// Insight
Memory as action: the agent learns what to forget
Every long-horizon agent eventually drowns in its own context. Tool results, retrieved documents, dead-end reasoning, all of it accumulates until the window is full of history and empty of signal. The standard fixes are external: summarize on a schedule, evict by recency, bolt on a memory system that cannot see what the agent is trying to do. MemAct takes the integrated route. Context management becomes part of the agent’s own action space: deleting and inserting working-memory content are moves the policy makes, chosen with the same machinery that chooses the next tool call.
The framing is the contribution. An agent that treats its context as mutable state can compress a finished sub-task to its conclusion, drop the failed branch entirely, and keep the running thesis pinned, decisions that require knowing what matters to the task right now. A recency heuristic cannot know that. A scheduled summarizer cannot either; it compresses the load-bearing constraint with the same enthusiasm as the boilerplate. Curation quality is task-dependent, which is exactly the argument for learning it.
The technical obstacle is what makes this a paper rather than a prompt. When an agent edits its own context mid-trajectory, the trajectory stops being a single coherent sequence, which breaks the assumptions standard RL training rests on. The proposed Dynamic Context Policy Optimization handles the fracture by segmenting trajectories at memory action points and applying trajectory-level advantages to the resulting segments, making end-to-end training stable despite the moving workspace. The authors report the approach reduces overall computational consumption while improving task performance, with the gains coming precisely from the model learning when curation pays.

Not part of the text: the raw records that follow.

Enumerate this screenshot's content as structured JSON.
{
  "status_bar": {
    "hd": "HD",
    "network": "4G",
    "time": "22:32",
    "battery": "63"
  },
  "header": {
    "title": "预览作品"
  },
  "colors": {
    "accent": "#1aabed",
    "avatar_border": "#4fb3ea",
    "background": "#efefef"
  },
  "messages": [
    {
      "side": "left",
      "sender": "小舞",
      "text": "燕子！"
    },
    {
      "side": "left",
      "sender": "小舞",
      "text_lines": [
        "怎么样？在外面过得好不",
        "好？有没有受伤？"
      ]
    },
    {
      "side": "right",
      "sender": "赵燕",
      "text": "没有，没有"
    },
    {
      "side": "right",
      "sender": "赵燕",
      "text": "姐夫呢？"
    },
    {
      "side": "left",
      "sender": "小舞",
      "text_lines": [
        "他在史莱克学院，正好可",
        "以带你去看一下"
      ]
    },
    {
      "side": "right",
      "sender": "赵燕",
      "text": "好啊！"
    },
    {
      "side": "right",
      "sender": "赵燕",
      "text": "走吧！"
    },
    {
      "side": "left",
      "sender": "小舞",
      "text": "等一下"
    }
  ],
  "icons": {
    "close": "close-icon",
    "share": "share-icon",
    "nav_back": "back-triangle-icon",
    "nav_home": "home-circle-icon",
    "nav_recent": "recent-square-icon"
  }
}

Where this sits in the memory lineage
MemGPT opened this design space in 2023 with the operating-system metaphor: virtual context management paging information between window and external storage, the model issuing memory edits through function calls. The mechanism was right; the decision-maker was a prompt. Mem0 industrialized the external route this spring: an extract-consolidate-retrieve pipeline posting a 26% LLM-judged gain over OpenAI’s built-in memory, 91% lower p95 latency, plus 90% token savings against full context. Strong engineering, still a pipeline standing outside the policy it serves. Anthropic’s context-engineering guidance codified the engineered in-window practice, compaction and structured note-taking on a schedule.
The horizontal move trades durable storage for immediacy: in-window edits land where the very next forward pass feels them. The vertical move trades predictability for task-awareness. Every quadrant stays a legitimate choice at a price, the engineered cells cheaper to govern, the learned cells better at knowing what this task can afford to lose.
Racing has a name for the underlying discipline: weight. A bike that carries every tool it might conceivably need is slower everywhere, all the time, in every corner. Race teams strip mass with fanatical attention because weight is a tax paid continuously rather than once. Context is the agent’s weight, taxed on every single forward pass; an agent that learns to strip it is doing what every race engineer does the night before the event. The skill is knowing what you can afford to remove, which is exactly what is being learned here.
The desk relevance runs through the agent designs this archive has tracked all autumn. Memory-R1 learned add-update-delete over an external memory bank; MemAct moves the same learned-curation idea inside the window, where the long-horizon context-rot problem actually lives. A filings-research agent that runs for hours accumulates exactly the debris this targets: superseded quotes, resolved sub-questions, retrieval results that turned out irrelevant. Carrying them costs latency and money on every step. Worse, it costs accuracy, since the relevant fact competes with its own noise for attention. The pattern worth adopting is the unified policy: whatever curates the context should see the task, whether it is learned end-to-end or built as a disciplined heuristic that reads the agent’s goal state.
The caveats are early-paper standard. The evidence comes from agentic benchmarks rather than financial workflows, the deletion operation deletes evidence as happily as debris if the reward says so. An agent that edits its own record needs the external audit trail precisely because the internal one is now mutable by design. A compliance-grade deployment would log every edit operation outside the agent’s reach, turning the learned forgetting into an auditable event stream rather than silent rewriting.
The note-sized verdict: the direction is right and slightly ahead of its evidence. Context curation as a first-class, task-aware decision is where long-running agents have to go, because the alternative, windows that only grow, prices long horizons out of existence. Whether the curation policy must be learned with RL or can be engineered well enough by hand is the open question a desk pilot would answer cheaply.
MemAct makes forgetting a learned action: the agent curates its own working context with the policy that does the work, because what to keep in the window depends on the task, and only the task knows.